Foley Mental Health Month Program: Cultivating More Meaningful Interactions
Foley & Lardner endeavors to create a high-performance culture that also values well-being — a culture that encourages every member of the firm to be their “Best Self.” Our firmwide well-being initiative Foley Best Self marked Mental Health Month this year with a focus on our Healthy Mind pillar, providing resources and programming to support our people’s mental well-being and cognitive capacity.

At Foley, we believe that healthy, engaged, and connected people provide better client service and have more fulfilling careers. To this end, our firmwide Mental Health Month program featured a conversation with researcher and author Dr. Zach Mercurio led by Best Self Chair Casey Knapp on The Power of Mattering: Key Skills to Create a Culture of Significance. This research-based program explored how fostering a culture of mattering can significantly boost engagement, satisfaction, and performance across teams in a time when disengagement and disconnection are on the rise.

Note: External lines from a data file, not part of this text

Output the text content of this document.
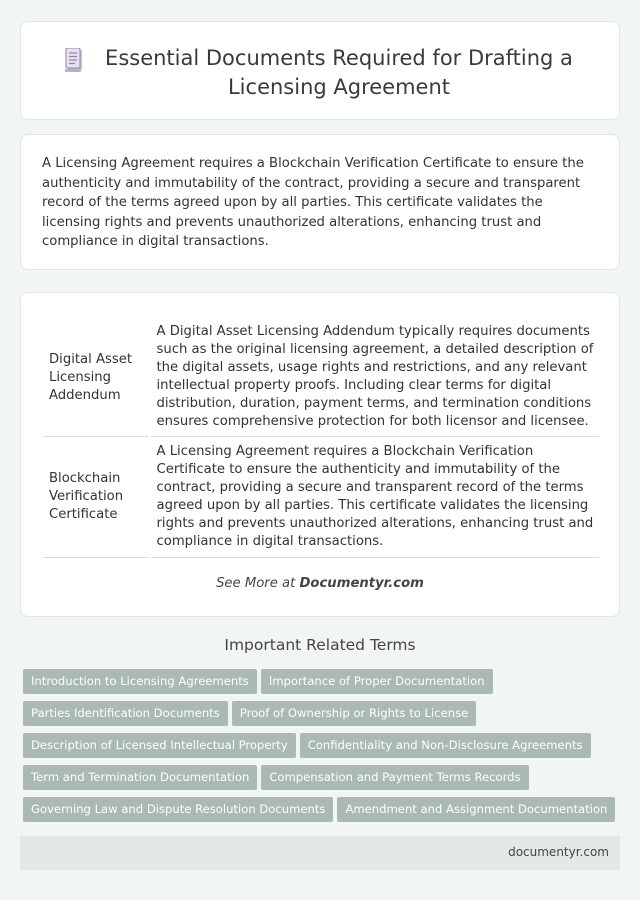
Essential Documents Required for Drafting a Licensing Agreement

A Licensing Agreement requires a Blockchain Verification Certificate to ensure the authenticity and immutability of the contract, providing a secure and transparent record of the terms agreed upon by all parties. This certificate validates the licensing rights and prevents unauthorized alterations, enhancing trust and compliance in digital transactions.

Digital Asset Licensing Addendum	A Digital Asset Licensing Addendum typically requires documents such as the original licensing agreement, a detailed description of the digital assets, usage rights and restrictions, and any relevant intellectual property proofs. Including clear terms for digital distribution, duration, payment terms, and termination conditions ensures comprehensive protection for both licensor and licensee.
Blockchain Verification Certificate	A Licensing Agreement requires a Blockchain Verification Certificate to ensure the authenticity and immutability of the contract, providing a secure and transparent record of the terms agreed upon by all parties. This certificate validates the licensing rights and prevents unauthorized alterations, enhancing trust and compliance in digital transactions.
See More at Documentyr.com
Important Related Terms
Introduction to Licensing Agreements Importance of Proper Documentation
Parties Identification Documents Proof of Ownership or Rights to License
Description of Licensed Intellectual Property Confidentiality and Non-Disclosure Agreements
Term and Termination Documentation Compensation and Payment Terms Records
Governing Law and Dispute Resolution Documents Amendment and Assignment Documentation
documentyr.com
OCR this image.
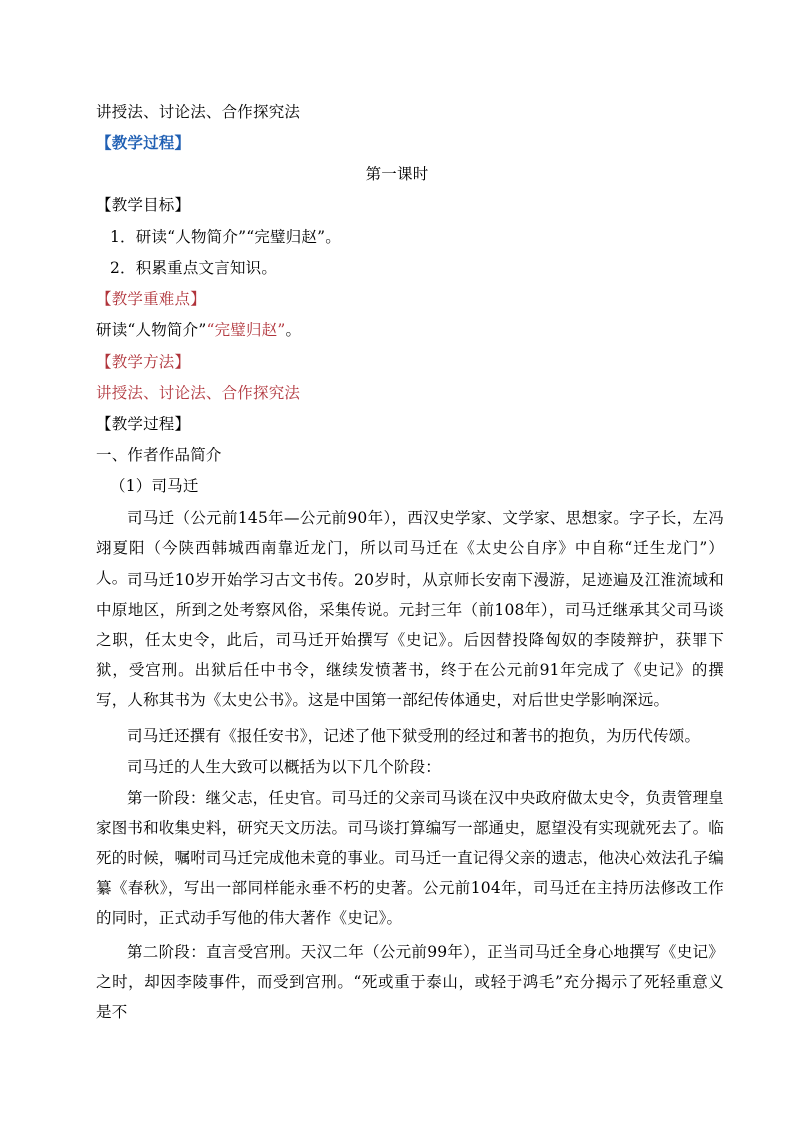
讲授法、讨论法、合作探究法
【教学过程】
第一课时
【教学目标】
1．研读“人物简介”“完璧归赵”。
2．积累重点文言知识。
【教学重难点】
研读“人物简介”“完璧归赵”。
【教学方法】
讲授法、讨论法、合作探究法
【教学过程】
一、作者作品简介
（1）司马迁
司马迁（公元前145年—公元前90年），西汉史学家、文学家、思想家。字子长，左冯翊夏阳（今陕西韩城西南靠近龙门，所以司马迁在《太史公自序》中自称“迁生龙门”）人。 司马迁10岁开始学习古文书传。20岁时，从京师长安南下漫游，足迹遍及江淮流域和中原地区，所到之处考察风俗，采集传说。元封三年（前108年），司马迁继承其父司马谈之职，任太史令，此后，司马迁开始撰写《史记》。后因替投降匈奴的李陵辩护，获罪下狱，受宫刑。出狱后任中书令，继续发愤著书，终于在公元前91年完成了《史记》的撰写，人称其书为《太史公书》。这是中国第一部纪传体通史，对后世史学影响深远。
司马迁还撰有《报任安书》，记述了他下狱受刑的经过和著书的抱负，为历代传颂。
司马迁的人生大致可以概括为以下几个阶段：
第一阶段：继父志，任史官。司马迁的父亲司马谈在汉中央政府做太史令，负责管理皇家图书和收集史料，研究天文历法。司马谈打算编写一部通史，愿望没有实现就死去了。临死的时候，嘱咐司马迁完成他未竟的事业。司马迁一直记得父亲的遗志，他决心效法孔子编纂《春秋》，写出一部同样能永垂不朽的史著。公元前104年，司马迁在主持历法修改工作的同时，正式动手写他的伟大著作《史记》。
第二阶段：直言受宫刑。天汉二年（公元前99年），正当司马迁全身心地撰写《史记》之时，却因李陵事件，而受到宫刑。“死或重于泰山，或轻于鸿毛”充分揭示了死轻重意义是不
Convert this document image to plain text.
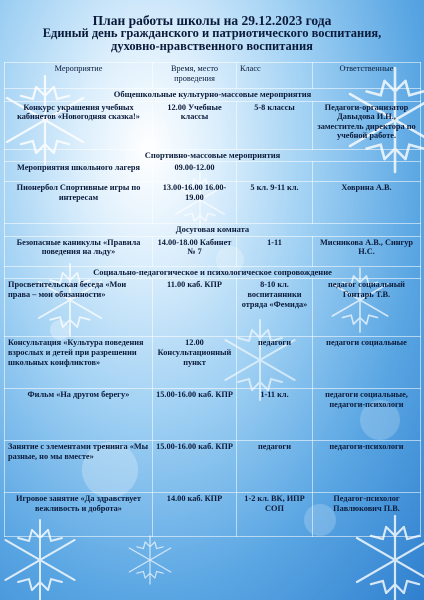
План работы школы на 29.12.2023 года
Единый день гражданского и патриотического воспитания,
духовно-нравственного воспитания
Мероприятие	Время, место проведения	Класс	Ответственные
Общешкольные культурно-массовые мероприятия			
Конкурс украшения учебных кабинетов «Новогодняя сказка!»	12.00 Учебные классы	5-8 классы	Педагоги-организатор Давыдова И.Н., заместитель директора по учебной работе.
Спортивно-массовые мероприятия			
Мероприятия школьного лагеря	09.00-12.00		
Пионербол Спортивные игры по интересам	13.00-16.00 16.00-19.00	5 кл. 9-11 кл.	Ховрина А.В.
Досуговая комната			
Безопасные каникулы «Правила поведения на льду»	14.00-18.00 Кабинет № 7	1-11	Мисникова А.В., Сингур Н.С.
Социально-педагогическое и психологическое сопровождение			
Просветительская беседа «Мои права – мои обязанности»	11.00 каб. КПР	8-10 кл. воспитанники отряда «Фемида»	педагог социальный Гонтарь Т.В.
Консультация «Культура поведения взрослых и детей при разрешении школьных конфликтов»	12.00 Консультационный пункт	педагоги	педагоги социальные
Фильм «На другом берегу»	15.00-16.00 каб. КПР	1-11 кл.	педагоги социальные, педагоги-психологи
Занятие с элементами тренинга «Мы разные, но мы вместе»	15.00-16.00 каб. КПР	педагоги	педагоги-психологи
Игровое занятие «Да здравствует вежливость и доброта»	14.00 каб. КПР	1-2 кл. ВК, ИПР СОП	Педагог-психолог Павлюкович П.В.
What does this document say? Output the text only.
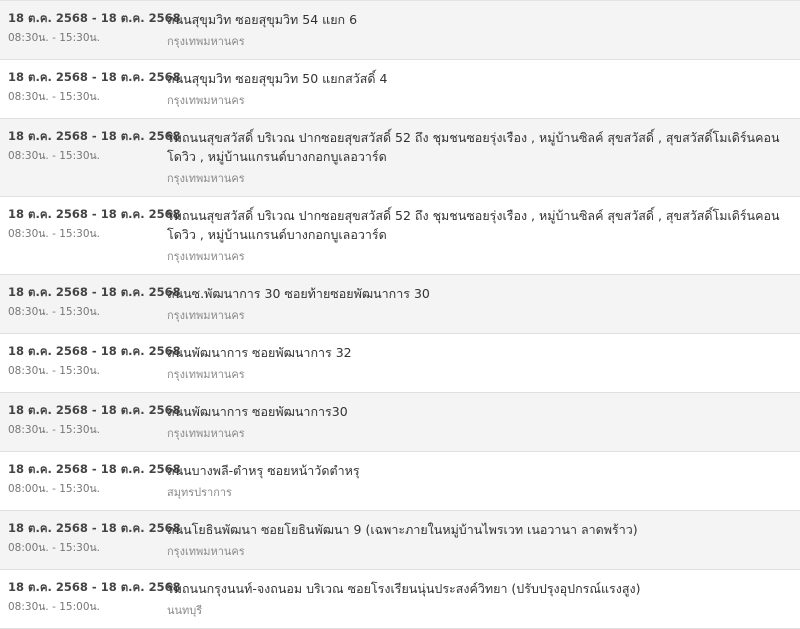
18 ต.ค. 2568 - 18 ต.ค. 2568
08:30น. - 15:30น.
ถนนสุขุมวิท ซอยสุขุมวิท 54 แยก 6
กรุงเทพมหานคร
18 ต.ค. 2568 - 18 ต.ค. 2568
08:30น. - 15:30น.
ถนนสุขุมวิท ซอยสุขุมวิท 50 แยกสวัสดิ์ 4
กรุงเทพมหานคร
18 ต.ค. 2568 - 18 ต.ค. 2568
08:30น. - 15:30น.
ริมถนนสุขสวัสดิ์ บริเวณ ปากซอยสุขสวัสดิ์ 52 ถึง ชุมชนซอยรุ่งเรือง , หมู่บ้านซิลค์ สุขสวัสดิ์ , สุขสวัสดิ์โมเดิร์นคอนโดวิว , หมู่บ้านแกรนด์บางกอกบูเลอวาร์ด
กรุงเทพมหานคร
18 ต.ค. 2568 - 18 ต.ค. 2568
08:30น. - 15:30น.
ริมถนนสุขสวัสดิ์ บริเวณ ปากซอยสุขสวัสดิ์ 52 ถึง ชุมชนซอยรุ่งเรือง , หมู่บ้านซิลค์ สุขสวัสดิ์ , สุขสวัสดิ์โมเดิร์นคอนโดวิว , หมู่บ้านแกรนด์บางกอกบูเลอวาร์ด
กรุงเทพมหานคร
18 ต.ค. 2568 - 18 ต.ค. 2568
08:30น. - 15:30น.
ถนนซ.พัฒนาการ 30 ซอยท้ายซอยพัฒนาการ 30
กรุงเทพมหานคร
18 ต.ค. 2568 - 18 ต.ค. 2568
08:30น. - 15:30น.
ถนนพัฒนาการ ซอยพัฒนาการ 32
กรุงเทพมหานคร
18 ต.ค. 2568 - 18 ต.ค. 2568
08:30น. - 15:30น.
ถนนพัฒนาการ ซอยพัฒนาการ30
กรุงเทพมหานคร
18 ต.ค. 2568 - 18 ต.ค. 2568
08:00น. - 15:30น.
ถนนบางพลี-ตำหรุ ซอยหน้าวัดตำหรุ
สมุทรปราการ
18 ต.ค. 2568 - 18 ต.ค. 2568
08:00น. - 15:30น.
ถนนโยธินพัฒนา ซอยโยธินพัฒนา 9 (เฉพาะภายในหมู่บ้านไพรเวท เนอวานา ลาดพร้าว)
กรุงเทพมหานคร
18 ต.ค. 2568 - 18 ต.ค. 2568
08:30น. - 15:00น.
ริมถนนกรุงนนท์-จงถนอม บริเวณ ซอยโรงเรียนนุ่นประสงค์วิทยา (ปรับปรุงอุปกรณ์แรงสูง)
นนทบุรี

Dr. Mercurio began by sharing the science behind mattering — defined as the experience of feeling significant that comes from feeling valued and adding value. “The first human instinct is to matter to someone, and that does not go away because we go to work.” he said. Research on work motivation and engagement shows that it’s hard for anything to matter to someone who doesn’t believe they matter. The “Mattering Effect,” on the other hand, is the motivation, resilience, well-being, and performance that comes from knowing someone at work truly has our back and energizes us to achieve sustained engagement and do hard things.
The heart of the program focused on the practice of cultivating interactions that involve Noticing (seeing and hearing others), Affirming (showing people how they make a difference), and Needing (showing people how they’re essential to the bigger purpose) in order to foster a sense of significance. “Things like withdrawal, burnout, and inconsistent work quality can only be solved through an interaction,” Dr. Mercurio said.
“We have to rebuild the essential human skills of common-sense interactions like checking in and showing appreciation that matter most right now.”
He outlined a number of these skills that attendees could take away from the program and implement with their teams and their clients to create a culture of mattering. A few examples are:
- Ask meaningful questions like “What’s an effort you’re proud of today?” and “What are you struggling with that I can help you address?” that are clear, open, and help us understand the people we work with.
- Know, name, and nurture each person’s unique strengths, purpose, and perspective.
- Do check-ins to assess who on the team is Green (present, engaged, ready to provide the best service), Yellow (frustrated, offline), or Red (overloaded, can’t be fully present) and take action to help them feel more seen.
- Give affirming feedback that demonstrates your belief in someone’s capabilities, affirms that resources are available to help them improve, and offers your support.
- Make tasks matter by focusing on the why and who instead of the what and how.
Dr. Mercurio concluded the program by encouraging attendees to think about who on their team needs to be noticed more and reminded how they’re appreciated. Then implement small interactions to help the people around them — including the high performers that may benefit from them the most — feel like they are seen, heard, and valued.